Athlete’s foot also called tinea pedis is a contagious fungal infection that affects the skin on the feet and can spread to the toenails and sometimes the hands. The fungal infection is called athlete’s foot because it’s commonly seen in athletes. Athlete’s foot isn’t serious, but sometimes it’s hard to cure. However, if you have diabetes or a weakened immune system and suspect that you have athlete’s foot, you should call your doctor immediately.Athlete’s foot occurs when the tinea fungus grows on the feet. You can catch the fungus through direct contact with an infected person or by touching surfaces contaminated with the fungus. The fungus thrives in warm, moist environments and is commonly found in showers, on locker room floors, and around swimming pools.

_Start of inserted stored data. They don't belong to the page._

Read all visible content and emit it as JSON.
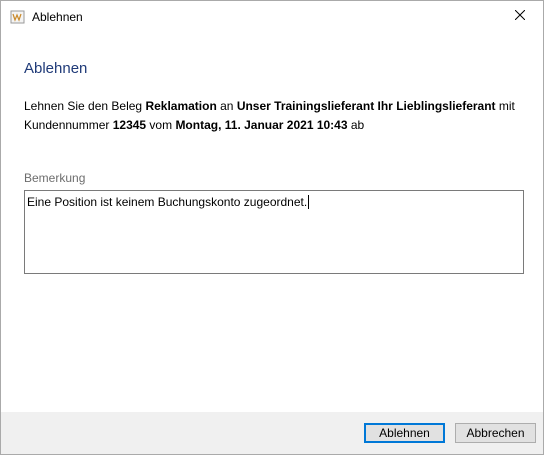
{
  "window": {
    "title": "Ablehnen",
    "icon": "app-icon",
    "close_icon": "close-icon"
  },
  "dialog": {
    "heading": "Ablehnen",
    "message": {
      "part1": "Lehnen Sie den Beleg ",
      "document": "Reklamation",
      "part2": " an ",
      "recipient": "Unser Trainingslieferant Ihr Lieblingslieferant",
      "part3": " mit",
      "part4": "Kundennummer ",
      "customer_number": "12345",
      "part5": " vom ",
      "date": "Montag, 11. Januar 2021 10:43",
      "part6": " ab"
    },
    "remark": {
      "label": "Bemerkung",
      "value": "Eine Position ist keinem Buchungskonto zugeordnet."
    }
  },
  "buttons": {
    "reject": "Ablehnen",
    "cancel": "Abbrechen"
  },
  "colors": {
    "heading": "#1f3a78",
    "accent": "#0078d7",
    "footer": "#f0f0f0"
  }
}
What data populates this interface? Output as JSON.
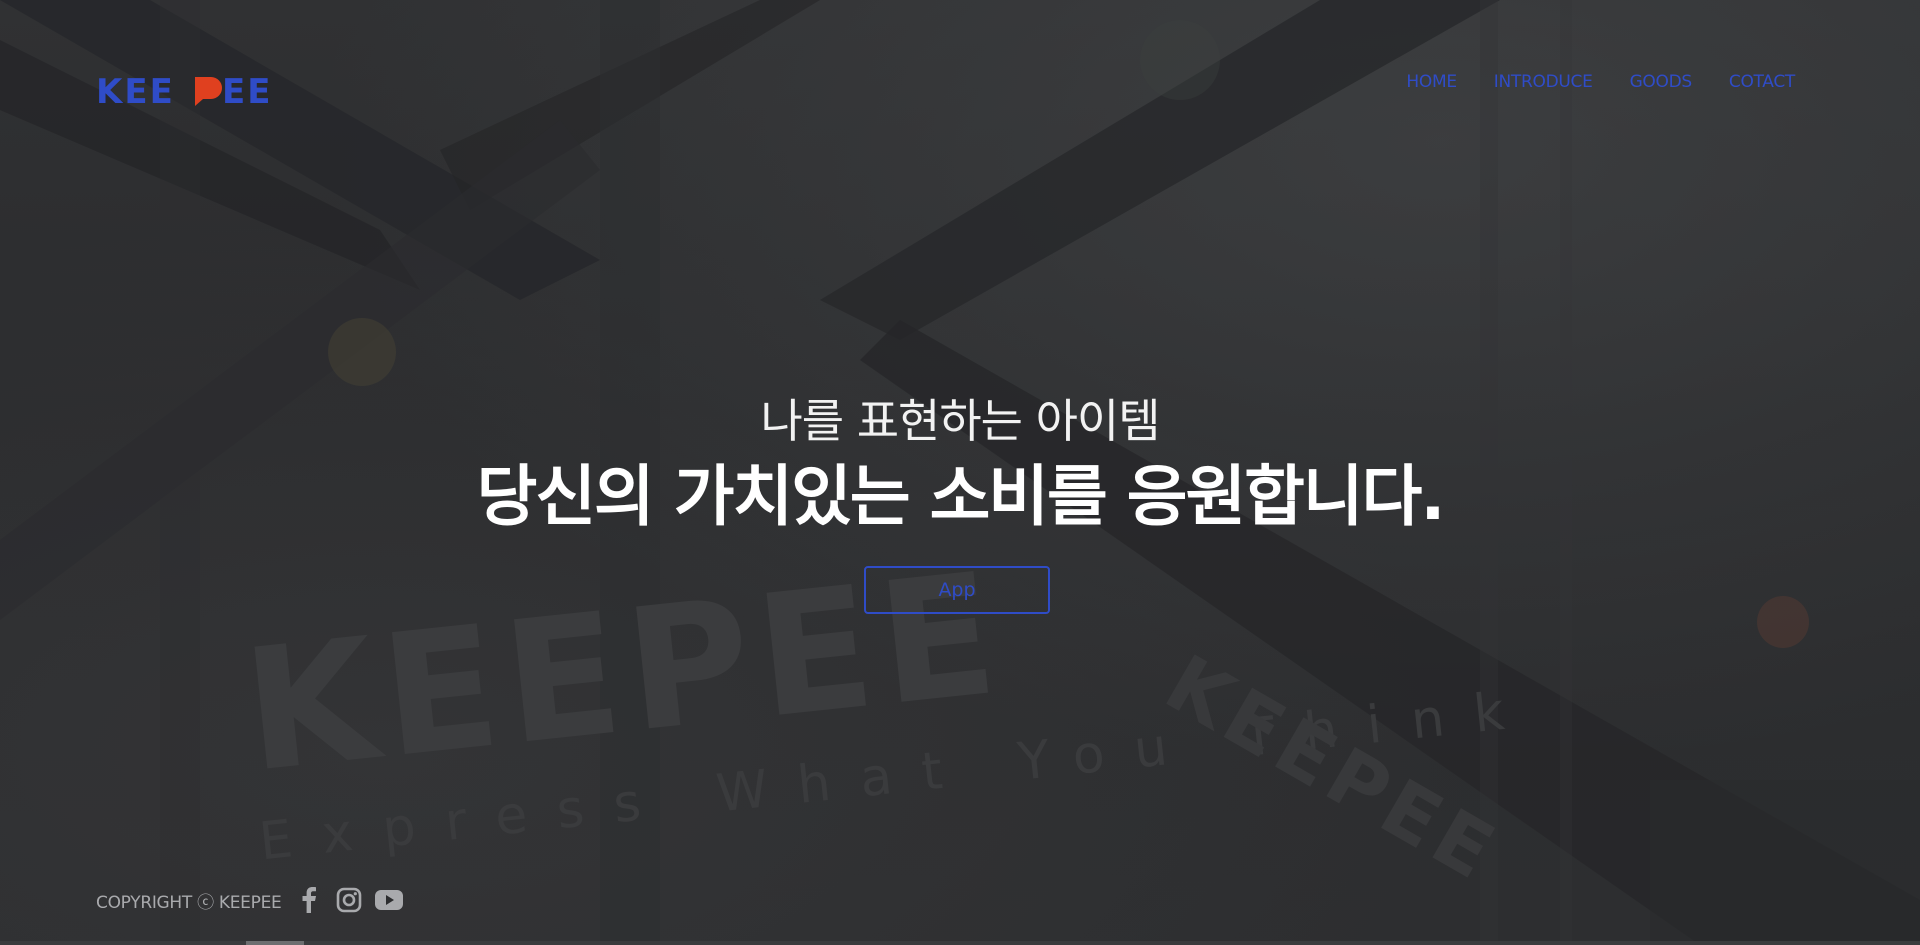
{
  "brand": {
    "logo_text": "KEEPEE",
    "primary_color": "#2f4cc7",
    "accent_color": "#e0401f"
  },
  "nav": {
    "items": [
      {
        "label": "HOME"
      },
      {
        "label": "INTRODUCE"
      },
      {
        "label": "GOODS"
      },
      {
        "label": "COTACT"
      }
    ]
  },
  "hero": {
    "subtitle": "나를 표현하는 아이템",
    "title": "당신의 가치있는 소비를 응원합니다.",
    "button_label": "App"
  },
  "background": {
    "watermark_logo": "KEEPEE",
    "watermark_tagline": "Express What You Think"
  },
  "footer": {
    "copyright": "COPYRIGHT ⓒ KEEPEE",
    "social": [
      {
        "icon": "facebook-icon"
      },
      {
        "icon": "instagram-icon"
      },
      {
        "icon": "youtube-icon"
      }
    ]
  }
}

There are many possible symptoms of athlete’s foot. You may experience one or more of the following symptoms:
• itching, stinging, and burning between the toes
• itching, stinging, and burning on the soles of the feet
• blisters on the feet that itch
• cracking and peeling skin on the feet, most commonly between the toes and on the soles
• dry skin on the soles or sides of the feet
• raw skin on the feet
• discolored, thick, and crumbly toenails
• toenails that pull away from the nail bed
Prevalence in the japan of any valve disease is 1.5%. Of those with fungus disease about 1.0% have Athlete's foot. The prevalence of moderate or severe aortic stenosis in patients more than 75 years old is 2.0%. It is the most common Athlete's foot disease of the elderly and increases with age. The prevalence is 3.5% at age 75 years and 8.1% at 85 years.